The Royal Court expressed its general understanding of the complexity of conducting multi-jurisdictional litigation where draft judgments must be shared with other members of a legal team operating in other jurisdictions, but it went on to add:
“…if anything that emphasises the obligation on the Jersey advocate to ensure that all members of the team with whom he or she shares the draft judgment are fully aware of the terms of the embargo, and if there is not complete confidence that the embargo will be respected, then the draft judgment should not be shared unless the Court is specifically requested to give, and gives, its consent. We cannot be any clearer than that because ultimately the responsibility for breach of embargo rests with the Jersey advocate.”
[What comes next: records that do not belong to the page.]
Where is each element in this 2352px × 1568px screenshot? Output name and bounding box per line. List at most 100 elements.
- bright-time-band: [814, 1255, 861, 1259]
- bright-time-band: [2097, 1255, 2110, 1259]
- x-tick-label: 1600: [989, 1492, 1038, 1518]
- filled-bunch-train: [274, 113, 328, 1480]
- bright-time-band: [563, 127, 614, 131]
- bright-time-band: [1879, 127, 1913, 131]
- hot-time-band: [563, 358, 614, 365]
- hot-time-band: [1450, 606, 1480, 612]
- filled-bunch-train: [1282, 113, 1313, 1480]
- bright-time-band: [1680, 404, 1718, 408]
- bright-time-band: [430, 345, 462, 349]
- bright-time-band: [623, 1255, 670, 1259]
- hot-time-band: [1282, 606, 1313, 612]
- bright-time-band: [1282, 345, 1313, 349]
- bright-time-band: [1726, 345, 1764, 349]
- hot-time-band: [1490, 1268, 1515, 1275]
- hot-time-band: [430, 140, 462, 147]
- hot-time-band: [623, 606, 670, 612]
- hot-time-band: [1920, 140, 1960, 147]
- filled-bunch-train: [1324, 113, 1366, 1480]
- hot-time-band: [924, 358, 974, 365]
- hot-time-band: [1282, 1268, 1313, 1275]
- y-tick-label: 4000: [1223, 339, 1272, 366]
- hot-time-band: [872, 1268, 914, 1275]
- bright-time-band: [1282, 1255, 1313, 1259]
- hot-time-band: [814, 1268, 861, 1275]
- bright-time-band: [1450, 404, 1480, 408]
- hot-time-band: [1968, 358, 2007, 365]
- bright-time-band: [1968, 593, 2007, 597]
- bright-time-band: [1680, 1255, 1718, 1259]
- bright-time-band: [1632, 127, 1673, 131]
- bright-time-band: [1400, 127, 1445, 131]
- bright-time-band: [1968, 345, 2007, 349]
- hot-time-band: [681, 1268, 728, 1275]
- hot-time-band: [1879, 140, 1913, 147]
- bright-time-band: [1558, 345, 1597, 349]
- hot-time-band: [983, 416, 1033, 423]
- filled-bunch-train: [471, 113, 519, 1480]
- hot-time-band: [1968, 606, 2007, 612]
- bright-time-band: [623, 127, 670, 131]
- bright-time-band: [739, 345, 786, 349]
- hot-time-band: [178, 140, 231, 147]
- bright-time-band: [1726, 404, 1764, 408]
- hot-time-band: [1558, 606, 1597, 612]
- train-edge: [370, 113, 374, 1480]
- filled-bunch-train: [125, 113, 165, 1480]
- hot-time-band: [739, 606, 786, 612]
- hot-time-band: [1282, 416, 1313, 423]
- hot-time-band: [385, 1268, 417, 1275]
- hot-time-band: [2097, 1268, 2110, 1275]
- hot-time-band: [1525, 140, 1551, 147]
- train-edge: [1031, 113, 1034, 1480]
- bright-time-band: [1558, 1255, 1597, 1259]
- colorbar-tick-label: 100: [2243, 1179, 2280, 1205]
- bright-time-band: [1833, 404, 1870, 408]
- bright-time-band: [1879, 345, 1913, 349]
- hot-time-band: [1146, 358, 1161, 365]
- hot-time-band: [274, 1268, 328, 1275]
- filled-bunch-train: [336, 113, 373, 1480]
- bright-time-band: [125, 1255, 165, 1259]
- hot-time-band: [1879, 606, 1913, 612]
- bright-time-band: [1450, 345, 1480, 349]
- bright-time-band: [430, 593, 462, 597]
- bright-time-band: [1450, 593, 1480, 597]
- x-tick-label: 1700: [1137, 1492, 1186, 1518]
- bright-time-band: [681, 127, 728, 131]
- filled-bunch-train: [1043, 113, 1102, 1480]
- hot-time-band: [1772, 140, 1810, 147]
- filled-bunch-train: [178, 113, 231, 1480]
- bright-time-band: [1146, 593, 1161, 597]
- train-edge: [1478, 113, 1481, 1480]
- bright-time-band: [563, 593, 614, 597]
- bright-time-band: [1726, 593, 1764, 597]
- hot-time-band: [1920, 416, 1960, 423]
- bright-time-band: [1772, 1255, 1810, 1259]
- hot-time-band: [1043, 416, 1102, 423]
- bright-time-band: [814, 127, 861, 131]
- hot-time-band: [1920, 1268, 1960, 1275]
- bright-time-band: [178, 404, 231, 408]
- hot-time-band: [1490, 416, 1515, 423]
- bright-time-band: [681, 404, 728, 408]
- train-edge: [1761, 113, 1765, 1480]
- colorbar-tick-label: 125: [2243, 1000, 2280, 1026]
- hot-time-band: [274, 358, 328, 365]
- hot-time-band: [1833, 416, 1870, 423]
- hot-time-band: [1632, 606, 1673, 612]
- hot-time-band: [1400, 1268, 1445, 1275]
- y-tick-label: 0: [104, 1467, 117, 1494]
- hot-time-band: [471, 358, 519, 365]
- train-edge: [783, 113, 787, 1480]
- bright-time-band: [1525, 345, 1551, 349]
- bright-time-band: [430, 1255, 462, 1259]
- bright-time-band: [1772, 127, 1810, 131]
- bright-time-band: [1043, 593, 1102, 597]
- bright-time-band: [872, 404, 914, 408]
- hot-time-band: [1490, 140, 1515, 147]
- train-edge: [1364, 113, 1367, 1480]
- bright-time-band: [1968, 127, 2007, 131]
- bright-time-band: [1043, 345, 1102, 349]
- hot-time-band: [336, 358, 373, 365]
These should be sobering words for advocates practising litigation in Jersey. The buck stops with the advocate and if a breach of embargo occurs the Jersey Court will look to the advocate to explain how it occurred and he or she will bear personal responsibility for it before the Court. This will require an advocate to take a firm and clear position with members of a wider legal team operating in jurisdictions outside Jersey. This is likely to mean that the Jersey advocate will be required to document the clarity with which he or she has explained the terms and seriousness of the embargo, and to take appropriate documented steps to demonstrate that he or she has procured compliance with the terms of the embargo in foreign jurisdictions. Nothing less than that will do. While this may present a degree of discomfort in having to adopt a potentially uncompromising position with colleagues from foreign jurisdictions who are working alongside the Jersey advocate in a multi-jurisdictional piece of litigation, the consequences for falling short of that standard are potentially very serious for the Jersey advocate, who owes his or her duties to the Jersey Court, and not to any foreign jurisdiction. There can be no doubt about this in light of this recent decision of the Royal Court.
Michael O’Connell from Ardent Chambers appeared for the Respondents in this case.